D’années en années rien ne ressemble plus un Festival Puccini qu’à un autre. Pourtant en cet été 2014, ce sont quatre nouvelles productions (le Trittico que nous n’avons pu voir devait toutefois se sentir un tantinet trop au large sur cette vaste scène) qui ont été proposées à un public, hélas clairsemé en ce week-end du quinze août, crise économique ou lassitude aidant…


Quand La Bohème et Butterfly écrasent Turandot

60e Festival Puccini à Torre del Lago en Italie, par Christian Colombeau
Mais, volons à l’essentiel. Il n’est pas sûr que l’ultime chef d’œuvre du Maître des lieux laisse un souvenir impérissable. Ne se refusant rien, Angelo Bertini signe mise en scène, décors et costumes pour une Turandot d’une rare banalité.
Les chœurs (souvent en décalage) plantés à droite et à gauche d’un grand escalier chantent un oratorio bariolé, sauce canard laqué. Rien, zéro, le vide absolu en matière théâtrale, on rentre, on sort, on lève les bras, on s’agenouille dans une pagaille qui découragerait le simple amoureux de cet ouvrage. Quelques bonnes idées telles l’apparition de la Princesse dans une sorte de lune glaciale ou la mort de Liu ensevelie à grands renforts de linceuls immaculés ne peuvent sauver un spectacle qui frise l’amateurisme pur et simple.
Malgré la direction musicale souple et ferme de Marco Balderi, côté vocal, on déchante souvent.
Conseillons à Serena Farnocchia (Liu émouvante dans son jeu) d’aller soigner auprès de la Freni l’émission de ses aigus placés sur le souffle et peaufiner sa diction. Le trio des Ministres est drôle à souhait, et leurs mimiques de marionnettes sympathiques…
Timur sans histoire de Ing Sung Sim, et flopée de petits rôles bien en place.
Reste le cas du couple vedette. Au choix, on rit ou on pleure. Il n’est pas indécent de préciser que la Turandot (septuagénaire au prochain Lotus) de Giovanna Casolla n’assume qu’une partie du rôle. Si l’aigu est certes encore vaillant avec des si et uts vrillés, certes percutants, mais lancés dans la plus totale anarchie, une sorte de no man’s land vocal s’installe dans le médium et le grave le plus souvent parlé.
Inventer pour Turandot le sprechgesang puccinien fallait le faire ! Dans le genre ça casse mais ça passe, chapeau bas ! Ou plutôt rideau…
Comme la prestation du vétéran Walter Fraccaro, aussi chaleureux qu’une tranche napolitaine, qui phrase joliment son premier air, se tire sans honneur et sans gloire de la scène des Enigmes, vous balance un ut splendide (non écrit mais de rigueur) à la fin du II, puis chante bas, renâcle, bâcle et se trompe de texte dans le fameux Nessun Dorma. Frissons dans la salle… Par bonheur, une averse brève mais copieuse nous priva des quinze minutes ultimes, sauvant du naufrage le futur couple princier.

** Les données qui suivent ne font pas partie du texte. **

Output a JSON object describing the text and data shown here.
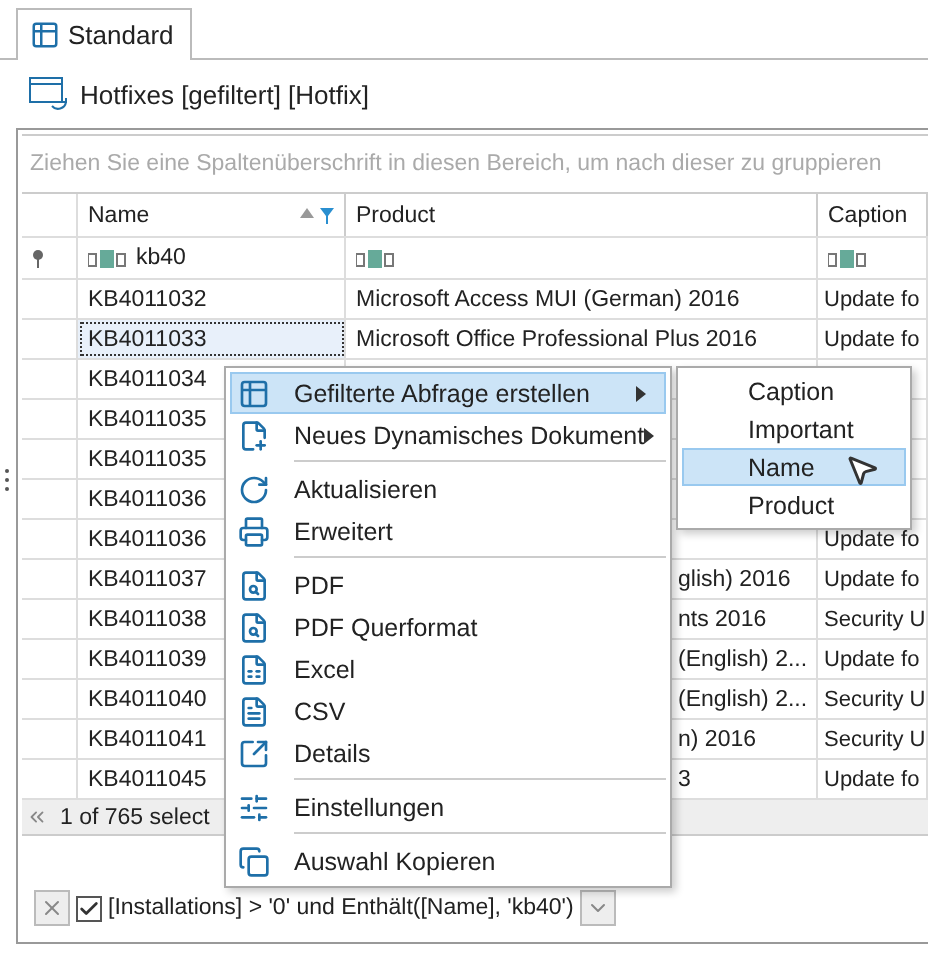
{
  "tab": {
    "label": "Standard",
    "selected": true
  },
  "title": "Hotfixes [gefiltert] [Hotfix]",
  "grid": {
    "group_panel_placeholder": "Ziehen Sie eine Spaltenüberschrift in diesen Bereich, um nach dieser zu gruppieren",
    "columns": [
      {
        "label": "Name",
        "sorted": true,
        "filtered": true
      },
      {
        "label": "Product",
        "sorted": false,
        "filtered": false
      },
      {
        "label": "Caption",
        "sorted": false,
        "filtered": false
      }
    ],
    "filter_row": {
      "name": "kb40"
    },
    "rows": [
      {
        "name": "KB4011032",
        "product": "Microsoft Access MUI (German) 2016",
        "caption": "Update fo",
        "selected": false
      },
      {
        "name": "KB4011033",
        "product": "Microsoft Office Professional Plus 2016",
        "caption": "Update fo",
        "selected": true
      },
      {
        "name": "KB4011034",
        "selected": false
      },
      {
        "name": "KB4011035",
        "selected": false
      },
      {
        "name": "KB4011035",
        "selected": false
      },
      {
        "name": "KB4011036",
        "selected": false
      },
      {
        "name": "KB4011036",
        "caption": "Update fo",
        "selected": false
      },
      {
        "name": "KB4011037",
        "product": "glish) 2016",
        "caption": "Update fo",
        "selected": false
      },
      {
        "name": "KB4011038",
        "product": "nts 2016",
        "caption": "Security U",
        "selected": false
      },
      {
        "name": "KB4011039",
        "product": "(English) 2...",
        "caption": "Update fo",
        "selected": false
      },
      {
        "name": "KB4011040",
        "product": "(English) 2...",
        "caption": "Security U",
        "selected": false
      },
      {
        "name": "KB4011041",
        "product": "n) 2016",
        "caption": "Security U",
        "selected": false
      },
      {
        "name": "KB4011045",
        "product": "3",
        "caption": "Update fo",
        "selected": false
      }
    ],
    "footer": "1 of 765 select"
  },
  "filter_bar": {
    "enabled": true,
    "expression": "[Installations] > '0' und Enthält([Name], 'kb40')"
  },
  "context_menu": {
    "items": [
      {
        "kind": "item",
        "label": "Gefilterte Abfrage erstellen",
        "selected": true,
        "submenu": true
      },
      {
        "kind": "item",
        "label": "Neues Dynamisches Dokument",
        "selected": false,
        "submenu": true
      },
      {
        "kind": "separator"
      },
      {
        "kind": "item",
        "label": "Aktualisieren",
        "selected": false,
        "submenu": false
      },
      {
        "kind": "item",
        "label": "Erweitert",
        "selected": false,
        "submenu": false
      },
      {
        "kind": "separator"
      },
      {
        "kind": "item",
        "label": "PDF",
        "selected": false,
        "submenu": false
      },
      {
        "kind": "item",
        "label": "PDF Querformat",
        "selected": false,
        "submenu": false
      },
      {
        "kind": "item",
        "label": "Excel",
        "selected": false,
        "submenu": false
      },
      {
        "kind": "item",
        "label": "CSV",
        "selected": false,
        "submenu": false
      },
      {
        "kind": "item",
        "label": "Details",
        "selected": false,
        "submenu": false
      },
      {
        "kind": "separator"
      },
      {
        "kind": "item",
        "label": "Einstellungen",
        "selected": false,
        "submenu": false
      },
      {
        "kind": "separator"
      },
      {
        "kind": "item",
        "label": "Auswahl Kopieren",
        "selected": false,
        "submenu": false
      }
    ]
  },
  "submenu": {
    "items": [
      {
        "label": "Caption",
        "selected": false
      },
      {
        "label": "Important",
        "selected": false
      },
      {
        "label": "Name",
        "selected": true
      },
      {
        "label": "Product",
        "selected": false
      }
    ]
  }
}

Changement d’atmosphère avec la superbe Bohème
concoctée aux petits oignons frits par le cinéaste Ettore Scola. Dio Mio, qu’un spectacle présenté dans la plus pure tradition est un bonheur. Respect du texte, de la musique, du chant, des intentions du compositeur. Que demander de plus ? N’est-ce pas Verdi qui disait : « Torniamo al anticho, sarà un progresso » ?
Ettore Scola l’a bien compris dans cette Bohème poétique à souhait, jeune dans sa présentation (décors et costumes de Luciano Ricceri et Cristina Da Rold), originale en diable car réaliste, rigoureuse et faite de mille petits gestes, dialogues, rêves, petites choses qui font la vie de tous les jours. Jamais Bohème n’aura paru aussi universelle dans son désespoir. Toute de tendresse et de vulnérabilité, Silvana Froli chante une bouleversante Mimi. Elle a su faire ressortir avec une délicatesse toute mélancolique toute l’humanité, toute la vérité de son personnage. Plaisir aussi de découvrir le jeune Leonardo Caimi en Rodolfo, timbre rare, solide, plein d’élan, de ferveur, avec en prime une ligne de chant raffinée.
Alida Berti déborde d’énergie vocale et scénique en Musette grâce à une voix chaude, vibrante, bien projetée (ici les si ont du chien !) et le jeu de la comédienne d’une rare élégance.
Excellente participation d’Alessandro Luongo , Marcello d’une solide dimension dramatique car toujours très précis et très musical. Et comment ne pas citer Marco Spoti qui apporta à la « Vecchia Zimarra » une émotion dépourvue de tout débordement sentimental ?
Au pupitre, Valerio Galli privilégie à la fois l’élégance du phrasé, la poésie lunaire de la mélodie, l’abandon élégiaque de la sensualité à fleur de peau des amours exprimées. Pour ne laisser jamais dans l’ombre l’aspect tragique de la partition. Orchestre et Chœurs comme emportés par la passion, parfaits, simplement parfaits.
Tour de force non négligeable, Silvana Froli se « tapa » le lendemain Madama Butterfly suite à la défection de dernière minute d’Amarilli Nizza.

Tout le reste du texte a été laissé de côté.